Yeah. That’s a good question. We keep asking ourselves that same question. So, one day we think, well, this – we – as you know in the Utica, we’ve seen spotty results for the last year until the last 90 days. In the last 90 days we’ve seen some phenomenal results. And when we’re leasing in Noble County and Washington Counties and Monroe County, everybody was yawning and saying, you guys are way to South, you’re not in the play. Well, guess, what, all the new wells are right offsetting our acreage within either feet or miles. I mean it’s really close stuff. So we are getting – we received unsolicited offers for acreage that’s substantially greater than what we paid just in February of this year.

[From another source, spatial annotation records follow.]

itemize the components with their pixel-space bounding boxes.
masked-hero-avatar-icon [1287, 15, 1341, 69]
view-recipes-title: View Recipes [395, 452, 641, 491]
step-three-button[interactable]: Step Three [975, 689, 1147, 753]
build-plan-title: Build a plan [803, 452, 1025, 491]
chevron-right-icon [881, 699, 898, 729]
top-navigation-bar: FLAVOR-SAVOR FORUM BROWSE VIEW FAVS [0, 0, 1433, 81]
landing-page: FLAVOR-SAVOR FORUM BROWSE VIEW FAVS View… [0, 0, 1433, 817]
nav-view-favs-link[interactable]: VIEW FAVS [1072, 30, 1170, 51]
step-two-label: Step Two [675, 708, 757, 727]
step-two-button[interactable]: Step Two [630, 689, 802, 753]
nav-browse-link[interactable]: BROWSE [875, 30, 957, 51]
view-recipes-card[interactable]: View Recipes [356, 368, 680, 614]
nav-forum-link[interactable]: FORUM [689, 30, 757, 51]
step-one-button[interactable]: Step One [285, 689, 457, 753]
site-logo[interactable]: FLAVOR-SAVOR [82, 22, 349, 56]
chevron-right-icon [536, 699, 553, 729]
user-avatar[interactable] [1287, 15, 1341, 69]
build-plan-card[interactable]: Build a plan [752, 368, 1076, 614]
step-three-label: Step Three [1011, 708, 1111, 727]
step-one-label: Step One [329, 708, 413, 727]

Remember we bought a big chunk of this acreage. It was a $20 million transaction, I think, we closed in February. So we could flip what we bought in February for probably 3 to 4 times what we paid. So we’re trying to determine, well, do we put a bunch more cash in the bank, do we do a JV, do we drill, so I can’t answer that question yet. We’re still kind of laying behind the log and trying to figure it out. But one thing we do know, as time has gone by our acreage value has gone up substantially.

Unidentified Analyst

Well, thanks for that. I was just wondering if you have any color on what people are doing differently that made the resource better.

Gary Evans

Jim, you got any comments on that?

Jim Denny

I think just they’ve been moving mostly from the oil window down into the condensate window keying off the Chesapeake Buell well, so I think it’s the contour of the window that they’re dealing with. And you get a little bit better rock as you move west to east. So I think it’s a combination of that. I think you’re watching the drilling fluids a little better and I think they’re using more frac spaces.

Unidentified Analyst

All right. Thank you so much for that color. That’s all I have.

Operator

There are no further questions at this time.

Gary Evans

Okay. Operator, I think we are done. We’ve been right at an hour, so, again, we thank all of you for dialing in. We feel like the company is staying on course. Growing its resource base and all the basins we’re in. We’ve gone from 3 to 5 unconditional resource plays. And we hope to have more news about our activities in these new plays as the year progresses. But more importantly, we are ploughing down the road that we’ve outlined and staying on budget and bringing on some very nice wells, so that will increase our reserves further and increase our revenues and EBITDA, cash flow and then we hope to become a positive income maker here before too long. So thank you for your time and thank you for your support and have a good day.

Operator

This concludes the Magnum Hunter Resources Second Quarter 2012 Financial and Operating Results Conference Call. Thank you for joining. You may now disconnect.